Sabor agridulce. Así se puede definir lo que sentí la mañana del domingo día 7 de octubre en la localidad de Talavera de la Reina. Allí se celebró la XXVI Edición del Medio Maratón, prueba por la que siempre he sentido una especial predilección, por cuanto allí rompí la barrera de la hora y treinta minutos. Simultáneamente, se celebraba una carrera de 10 km. Allí participaría mi esposa.
Pero sabía que esta vez con acabarla me podría dar por satisfecho. Los excesivos condicionantes que están apareciendo actualmente a cada paso que doy por la vida, me están mermando considerablemente la capacidad de poder desenvolverme con garantías en los entrenamientos, de estar centrado, de explotar.

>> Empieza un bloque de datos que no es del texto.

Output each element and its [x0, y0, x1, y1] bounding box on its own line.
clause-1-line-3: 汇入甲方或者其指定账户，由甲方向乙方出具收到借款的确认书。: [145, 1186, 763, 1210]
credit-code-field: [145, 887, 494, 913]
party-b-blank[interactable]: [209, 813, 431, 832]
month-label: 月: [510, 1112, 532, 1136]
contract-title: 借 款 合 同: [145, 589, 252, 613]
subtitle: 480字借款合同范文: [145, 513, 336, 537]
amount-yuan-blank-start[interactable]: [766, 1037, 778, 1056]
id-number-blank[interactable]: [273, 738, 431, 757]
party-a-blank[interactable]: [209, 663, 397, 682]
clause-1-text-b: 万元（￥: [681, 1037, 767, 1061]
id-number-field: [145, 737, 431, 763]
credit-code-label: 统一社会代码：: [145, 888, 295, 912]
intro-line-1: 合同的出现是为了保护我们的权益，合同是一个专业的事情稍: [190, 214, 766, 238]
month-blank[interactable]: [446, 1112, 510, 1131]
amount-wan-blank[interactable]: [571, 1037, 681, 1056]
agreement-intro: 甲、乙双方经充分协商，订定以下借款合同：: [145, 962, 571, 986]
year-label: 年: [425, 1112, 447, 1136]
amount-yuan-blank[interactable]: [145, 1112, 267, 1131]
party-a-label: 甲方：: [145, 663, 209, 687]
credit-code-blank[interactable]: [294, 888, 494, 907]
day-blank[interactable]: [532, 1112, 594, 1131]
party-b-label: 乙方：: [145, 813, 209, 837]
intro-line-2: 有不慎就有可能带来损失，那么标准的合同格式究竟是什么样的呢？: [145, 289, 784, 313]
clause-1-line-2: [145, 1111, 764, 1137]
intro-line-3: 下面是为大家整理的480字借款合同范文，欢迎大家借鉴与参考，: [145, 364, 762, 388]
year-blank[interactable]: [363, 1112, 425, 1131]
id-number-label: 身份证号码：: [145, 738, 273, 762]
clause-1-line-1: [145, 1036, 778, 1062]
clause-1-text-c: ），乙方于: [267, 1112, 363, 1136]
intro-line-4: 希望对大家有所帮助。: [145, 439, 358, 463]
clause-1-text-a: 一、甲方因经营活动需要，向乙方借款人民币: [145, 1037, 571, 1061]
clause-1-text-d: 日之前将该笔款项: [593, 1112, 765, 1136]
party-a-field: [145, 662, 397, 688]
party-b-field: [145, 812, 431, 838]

Era la primera prueba de medio maratón de la temporada, y aunque otros años llegaba con mejores sensaciones de hacer un buen resultado, en esta ocasión, sin embargo, sabía que me iba a costar un poco más. De todas formas, esperaba bajar de los noventa minutos, a poco que pusiera un ritmo que podría aguantar.

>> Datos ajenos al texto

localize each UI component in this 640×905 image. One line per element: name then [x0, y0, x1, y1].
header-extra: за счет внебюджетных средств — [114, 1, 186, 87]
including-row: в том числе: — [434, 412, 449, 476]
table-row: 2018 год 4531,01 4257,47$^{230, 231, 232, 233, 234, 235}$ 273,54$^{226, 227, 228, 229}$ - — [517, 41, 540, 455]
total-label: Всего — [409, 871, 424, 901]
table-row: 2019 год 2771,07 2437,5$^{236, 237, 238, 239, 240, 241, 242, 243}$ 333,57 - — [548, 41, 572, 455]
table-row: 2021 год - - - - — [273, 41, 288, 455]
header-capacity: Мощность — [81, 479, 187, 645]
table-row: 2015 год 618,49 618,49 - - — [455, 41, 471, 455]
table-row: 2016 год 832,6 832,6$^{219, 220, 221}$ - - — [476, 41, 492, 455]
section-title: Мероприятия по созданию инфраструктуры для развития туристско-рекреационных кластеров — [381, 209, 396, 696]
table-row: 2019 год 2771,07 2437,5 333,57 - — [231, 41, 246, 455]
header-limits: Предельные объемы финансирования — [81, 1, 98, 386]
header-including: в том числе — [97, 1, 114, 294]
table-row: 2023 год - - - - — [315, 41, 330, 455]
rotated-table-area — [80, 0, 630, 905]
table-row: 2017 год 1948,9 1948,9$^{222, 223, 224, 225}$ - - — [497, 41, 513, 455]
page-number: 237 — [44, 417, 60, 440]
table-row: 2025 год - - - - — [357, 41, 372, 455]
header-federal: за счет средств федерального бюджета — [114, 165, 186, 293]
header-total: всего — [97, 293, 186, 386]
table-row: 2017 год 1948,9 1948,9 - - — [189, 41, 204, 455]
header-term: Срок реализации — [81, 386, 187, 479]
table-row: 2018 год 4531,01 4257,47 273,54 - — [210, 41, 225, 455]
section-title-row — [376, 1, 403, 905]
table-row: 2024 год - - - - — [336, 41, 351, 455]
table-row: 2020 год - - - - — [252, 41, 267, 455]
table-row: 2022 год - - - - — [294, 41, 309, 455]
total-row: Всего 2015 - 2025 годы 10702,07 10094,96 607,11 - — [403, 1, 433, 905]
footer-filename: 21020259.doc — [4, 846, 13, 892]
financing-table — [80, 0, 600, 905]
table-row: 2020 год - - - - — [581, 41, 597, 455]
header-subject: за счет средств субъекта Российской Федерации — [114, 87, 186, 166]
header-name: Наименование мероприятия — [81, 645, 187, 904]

El día anterior llegué a plantearme seriamente la posibilidad de participar e, incluso, una vez en la salida, no sabía aún si iba a hacer los diez kilómetros o hacía la prueba larga.
La mañana presentaba un inconveniente, al menos para mí, un excesivo calor para ser el mes de octubre. Tras un muy corto calentamiento, me encaminé a la zona de salida, donde estábamos cerca de seiscientos corredores. Dieron el pistoletazo de salida, y en esta ocasión, en vez de lanzarme en una salida rápida, como hacía en otras ocasiones, me retuve, fui más tranquilo que otras veces, y pasé el primer kilómetro en 4:09. Notaba las piernas bien, así que no quise forzar.